I started to feel like we reconnected, which felt great for me—because all I ever wanted my whole career after that thing happened in 2009 was for him to respect me. When someone doesn’t respect you so loudly and says you literally don’t deserve to be here—I just so badly wanted that respect from him, and I hate that about myself, that I was like, “This guy who’s antagonizing me, I just want his approval.” But that’s where I was. And so we’d go to dinner and stuff. And I was so happy, because he would say really nice things about my music. It just felt like I was healing some childhood rejection or something from when I was 19. But the 2015 VMAs come around. He’s getting the Vanguard Award. He called me up beforehand—I didn’t illegally record it, so I can’t play it for you. But he called me up, maybe a week or so before the event, and we had maybe over an hourlong conversation, and he’s like, “I really, really would like for you to present this Vanguard Award to me, this would mean so much to me,” and went into all the reasons why it means so much, because he can be so sweet. He can be the sweetest. And I was so stoked that he asked me that. And so I wrote this speech up, and then we get to the VMAs and I make this speech and he screams, “MTV got Taylor Swift up here to present me this award for ratings!” [His exact words: “You know how many times they announced Taylor was going to give me the award ’cause it got them more ratings?”] And I’m standing in the audience with my arm around his wife, and this chill ran through my body. I realized he is so two-faced. That he wants to be nice to me behind the scenes, but then he wants to look cool, get up in front of everyone and talk shit. And I was so upset. He wanted me to come talk to him after the event in his dressing room. I wouldn’t go. So then he sent this big, big thing of flowers the next day to apologize. And I was like, “You know what? I really don’t want us to be on bad terms again.”

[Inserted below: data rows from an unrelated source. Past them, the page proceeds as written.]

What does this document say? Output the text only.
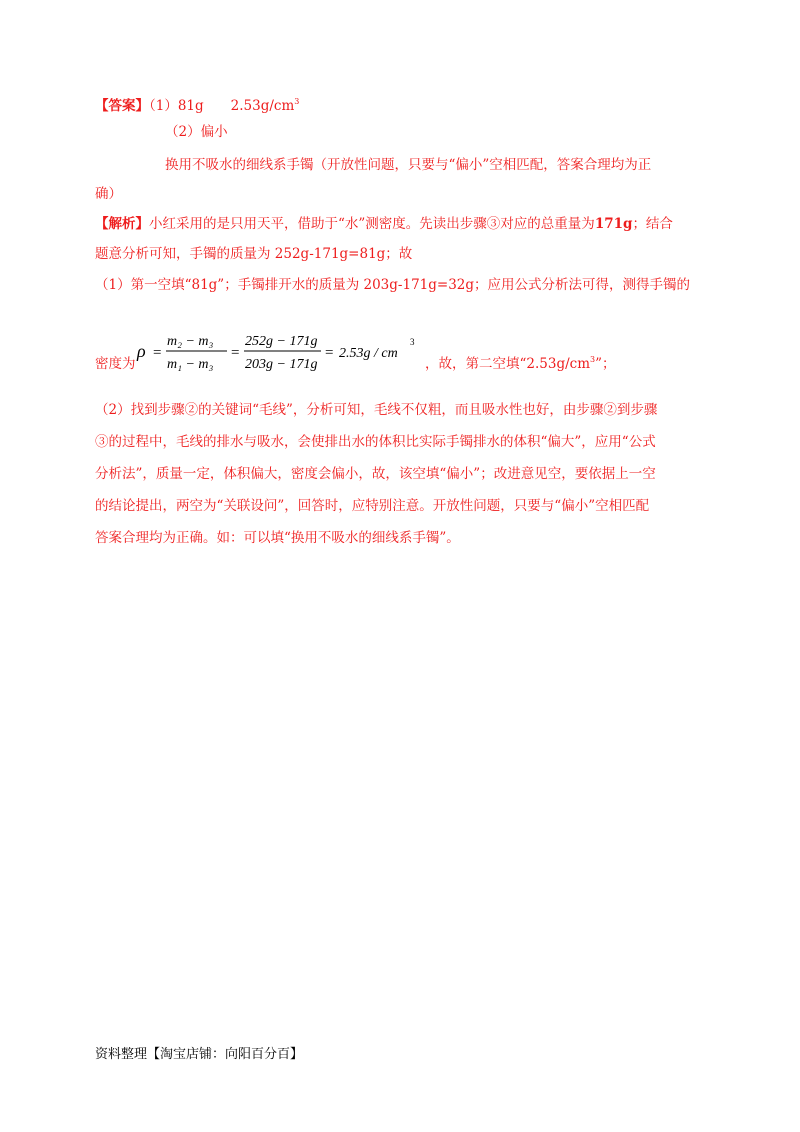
【答案】（1）81g　　$2.53g/cm^3$
（2）偏小
换用不吸水的细线系手镯（开放性问题，只要与“偏小”空相匹配，答案合理均为正
确）
【解析】小红采用的是只用天平，借助于“水”测密度。先读出步骤③对应的总重量为171g；结合
题意分析可知，手镯的质量为 252g-171g=81g；故
（1）第一空填“81g”；手镯排开水的质量为 203g-171g=32g；应用公式分析法可得，测得手镯的
密度为
ρ =
m₂ − m₃
m₁ − m₃
=
252g − 171g
203g − 171g
= 2.53g / cm
3
，故，第二空填“$2.53g/cm^3$”；
（2）找到步骤②的关键词“毛线”，分析可知，毛线不仅粗，而且吸水性也好，由步骤②到步骤
③的过程中，毛线的排水与吸水，会使排出水的体积比实际手镯排水的体积“偏大”，应用“公式
分析法”，质量一定，体积偏大，密度会偏小，故，该空填“偏小”；改进意见空，要依据上一空
的结论提出，两空为“关联设问”，回答时，应特别注意。开放性问题，只要与“偏小”空相匹配
答案合理均为正确。如：可以填“换用不吸水的细线系手镯”。
资料整理【淘宝店铺：向阳百分百】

Swift goes on to say she was genuinely touched when West called to clear the first of the two lines about her. Then the song came out, and the second line apparently soured the relationship for good.

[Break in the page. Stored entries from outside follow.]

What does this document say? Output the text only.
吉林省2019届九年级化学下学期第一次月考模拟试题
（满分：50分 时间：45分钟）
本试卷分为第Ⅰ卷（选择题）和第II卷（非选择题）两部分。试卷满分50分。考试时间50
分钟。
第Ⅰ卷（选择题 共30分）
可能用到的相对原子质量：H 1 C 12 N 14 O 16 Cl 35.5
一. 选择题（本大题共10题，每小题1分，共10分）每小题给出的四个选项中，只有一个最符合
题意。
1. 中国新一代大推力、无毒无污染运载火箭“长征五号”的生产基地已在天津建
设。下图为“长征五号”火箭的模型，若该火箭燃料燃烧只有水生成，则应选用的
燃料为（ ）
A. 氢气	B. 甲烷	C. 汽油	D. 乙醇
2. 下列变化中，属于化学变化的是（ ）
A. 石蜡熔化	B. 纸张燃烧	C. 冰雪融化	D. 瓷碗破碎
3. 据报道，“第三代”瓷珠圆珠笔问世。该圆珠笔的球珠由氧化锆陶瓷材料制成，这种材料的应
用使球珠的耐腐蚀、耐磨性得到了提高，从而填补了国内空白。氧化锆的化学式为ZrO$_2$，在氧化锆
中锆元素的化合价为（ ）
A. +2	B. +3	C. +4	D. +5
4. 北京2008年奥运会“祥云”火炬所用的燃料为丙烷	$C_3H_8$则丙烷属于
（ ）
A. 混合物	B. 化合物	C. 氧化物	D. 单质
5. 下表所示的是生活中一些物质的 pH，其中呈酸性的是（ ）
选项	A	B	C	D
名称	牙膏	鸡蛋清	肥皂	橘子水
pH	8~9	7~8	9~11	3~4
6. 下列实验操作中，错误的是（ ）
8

Swift—whose latest album, the far-more-stripped-down Lover, came out last month—didn’t just talk about West in the interview, instead dipping into all of the various public indignities that led her, in 2016, to somehow transform into the 26-year-old evil stepmother of the pop music world. That includes her then-reluctance to openly discuss politics and her worry that, given how many people were telling her, every day, that they hated her, adding her political voice to an issue might only make it worse. (“It’s a very powerful thing when you legitimately feel like numbers have proven that pretty much everyone hates you. Like, quantifiably. That’s not me being dramatic.”) She also discussed her anger at former label owner Scott Borchetta, who sold off the rights to her first six albums to enemy Scooter Braun, referring to it as going from “feeling like you’re being looked at as a daughter to this grotesque feeling of ‘Oh, I was actually his prized calf that he was fattening up to sell to the slaughterhouse that would pay the most.’” (Swift did not declare whether or not she was being dramatic here.)
She also talked about Game Of Thrones and Fall Out Boy, because even though she sometimes gives off the impression of being some sort of ageless, unkillable icon of Modern American Pop, Taylor Swift is also a person who is 29. (For the record, she seems to have thought the finale was about as it good as it could be, all things considered, and, to the surprise of literally no one, identifies with Daenerys most of all.)